尾を引く悲鳴が幾度となく反響し、ついに、枷が砕け散った。
同時に再刻印の呪いの発動も終わり、再び奴隷の焼き印を付けられたリンの身体が、ぐらりと崩れる。
「リンさんっ!」
ラティアは自身もひどく衰弱していることすら忘れて、リンを受け止めた。
「はぁ……はぁ……っ! どうやら、うまく……いったみたい、ね……! うぐっ!」
腕の中で未だ痛みに苦しむリンにラティアは涙ぐみながらも大司教として、そして一人の敬虔な信者として、言葉を紡いだ。

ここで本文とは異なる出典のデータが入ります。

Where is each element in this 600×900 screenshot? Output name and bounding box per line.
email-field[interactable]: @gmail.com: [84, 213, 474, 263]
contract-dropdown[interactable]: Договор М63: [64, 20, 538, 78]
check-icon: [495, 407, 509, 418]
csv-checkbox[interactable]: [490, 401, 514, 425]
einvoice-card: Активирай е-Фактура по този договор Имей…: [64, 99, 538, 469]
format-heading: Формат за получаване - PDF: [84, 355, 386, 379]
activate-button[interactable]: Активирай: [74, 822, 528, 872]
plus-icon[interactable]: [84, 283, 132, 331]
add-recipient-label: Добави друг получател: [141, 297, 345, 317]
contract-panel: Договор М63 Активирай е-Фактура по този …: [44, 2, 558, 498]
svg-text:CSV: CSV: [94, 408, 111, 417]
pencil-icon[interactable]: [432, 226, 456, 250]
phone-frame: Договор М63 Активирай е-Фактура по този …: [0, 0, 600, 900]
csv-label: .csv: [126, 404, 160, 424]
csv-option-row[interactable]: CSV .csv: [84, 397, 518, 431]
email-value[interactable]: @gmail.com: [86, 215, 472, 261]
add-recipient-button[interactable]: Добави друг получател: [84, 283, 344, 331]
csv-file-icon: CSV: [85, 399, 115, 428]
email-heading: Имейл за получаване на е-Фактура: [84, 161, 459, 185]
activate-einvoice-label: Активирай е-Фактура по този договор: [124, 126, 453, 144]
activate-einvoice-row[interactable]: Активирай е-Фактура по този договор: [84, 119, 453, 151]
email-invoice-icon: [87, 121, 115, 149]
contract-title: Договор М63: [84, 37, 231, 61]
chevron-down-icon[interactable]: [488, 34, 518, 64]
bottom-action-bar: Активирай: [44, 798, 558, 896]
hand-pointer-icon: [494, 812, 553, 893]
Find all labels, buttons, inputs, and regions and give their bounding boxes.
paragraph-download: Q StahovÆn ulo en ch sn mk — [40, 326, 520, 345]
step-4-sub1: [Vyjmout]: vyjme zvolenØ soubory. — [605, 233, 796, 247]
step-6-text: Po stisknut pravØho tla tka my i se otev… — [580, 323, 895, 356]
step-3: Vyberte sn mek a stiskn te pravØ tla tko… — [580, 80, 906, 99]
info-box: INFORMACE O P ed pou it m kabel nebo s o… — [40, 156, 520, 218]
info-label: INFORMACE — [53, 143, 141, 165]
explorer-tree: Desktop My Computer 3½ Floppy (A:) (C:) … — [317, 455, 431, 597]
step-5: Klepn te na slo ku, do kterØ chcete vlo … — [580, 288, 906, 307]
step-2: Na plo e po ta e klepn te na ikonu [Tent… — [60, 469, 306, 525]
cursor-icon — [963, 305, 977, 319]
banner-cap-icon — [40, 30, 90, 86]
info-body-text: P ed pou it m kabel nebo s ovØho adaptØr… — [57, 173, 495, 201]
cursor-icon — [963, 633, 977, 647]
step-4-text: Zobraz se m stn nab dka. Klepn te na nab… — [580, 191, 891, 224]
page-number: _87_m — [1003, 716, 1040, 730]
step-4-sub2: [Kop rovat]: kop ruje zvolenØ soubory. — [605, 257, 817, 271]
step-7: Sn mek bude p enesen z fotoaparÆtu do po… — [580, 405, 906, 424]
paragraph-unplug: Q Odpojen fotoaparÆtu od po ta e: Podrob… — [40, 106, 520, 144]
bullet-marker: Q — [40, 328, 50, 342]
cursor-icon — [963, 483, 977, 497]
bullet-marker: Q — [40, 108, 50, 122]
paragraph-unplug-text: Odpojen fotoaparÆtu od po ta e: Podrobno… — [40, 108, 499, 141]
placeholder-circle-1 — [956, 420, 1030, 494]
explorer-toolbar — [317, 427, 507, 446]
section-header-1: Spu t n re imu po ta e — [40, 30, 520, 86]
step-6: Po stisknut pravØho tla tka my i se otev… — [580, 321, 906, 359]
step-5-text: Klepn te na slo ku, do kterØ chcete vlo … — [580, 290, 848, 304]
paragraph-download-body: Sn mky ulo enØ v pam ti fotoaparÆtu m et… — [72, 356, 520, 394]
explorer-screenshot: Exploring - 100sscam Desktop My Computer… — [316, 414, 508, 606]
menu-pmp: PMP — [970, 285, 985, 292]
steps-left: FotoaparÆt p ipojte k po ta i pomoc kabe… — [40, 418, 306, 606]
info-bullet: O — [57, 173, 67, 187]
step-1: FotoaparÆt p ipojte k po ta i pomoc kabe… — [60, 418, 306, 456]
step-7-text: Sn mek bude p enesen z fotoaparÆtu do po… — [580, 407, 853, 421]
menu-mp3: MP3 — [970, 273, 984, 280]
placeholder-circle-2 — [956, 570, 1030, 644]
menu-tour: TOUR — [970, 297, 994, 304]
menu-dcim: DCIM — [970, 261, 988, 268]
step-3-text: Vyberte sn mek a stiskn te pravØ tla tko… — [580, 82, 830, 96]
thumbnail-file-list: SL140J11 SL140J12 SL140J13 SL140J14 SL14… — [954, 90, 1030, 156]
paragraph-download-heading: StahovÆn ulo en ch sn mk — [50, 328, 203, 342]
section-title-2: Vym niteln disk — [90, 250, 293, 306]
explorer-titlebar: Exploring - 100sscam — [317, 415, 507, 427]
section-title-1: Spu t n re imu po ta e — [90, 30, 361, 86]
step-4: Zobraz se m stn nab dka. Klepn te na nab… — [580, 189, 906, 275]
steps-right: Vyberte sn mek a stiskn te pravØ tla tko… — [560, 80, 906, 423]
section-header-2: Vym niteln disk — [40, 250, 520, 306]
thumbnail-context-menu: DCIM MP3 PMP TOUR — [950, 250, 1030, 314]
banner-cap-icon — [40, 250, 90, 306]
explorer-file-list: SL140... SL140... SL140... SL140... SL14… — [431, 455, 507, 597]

「……リンさん。私はあなたに心から敬意を表します。あなたの気高い意志を、必ずや星皇神もお認めになるでしょう」
リンに肩を貸して立ち上がったラティアは、空いた右手を高く掲げた。
「ここからは、――私の役目です」
ラティアの右手で光が爆ぜ、光の中から現れたものをラティアは掴んだ。
リンにはそれが何なのかわからなかったので、見たままの印象を口にした。
「なに、それ……。槍?」
「杖です」
「でも、先っぽ、すごく尖って――」
「杖です。私専用の」
ラティアは杖と言い張るが、右手に握るそれは杖と呼ぶにはあまりに先端が鋭利で、持ち主の見た目に反して攻撃的だった。
「リンさん、私にしっかり掴まっていてください」
「ん……」
リンが腰に両手を回してきたのを確認して、ラティアは杖に魔力をこめる。
「まいります!」
杖の先端に集中した魔力は、光の柱となって遺跡を貫いた。
「すご……。魔力、ずっと奪われてたのに……」
呆然とするリンは、自分とラティアがいつの間にか空中に浮いていることに気づいた。
「わ、う、浮いてるっ?」
「このまま上に出ます。まずは、ゼモンを捕らえましょう!」
守るべき民に救われた大司教が、その行いに報いるため、矜持と共に飛翔する。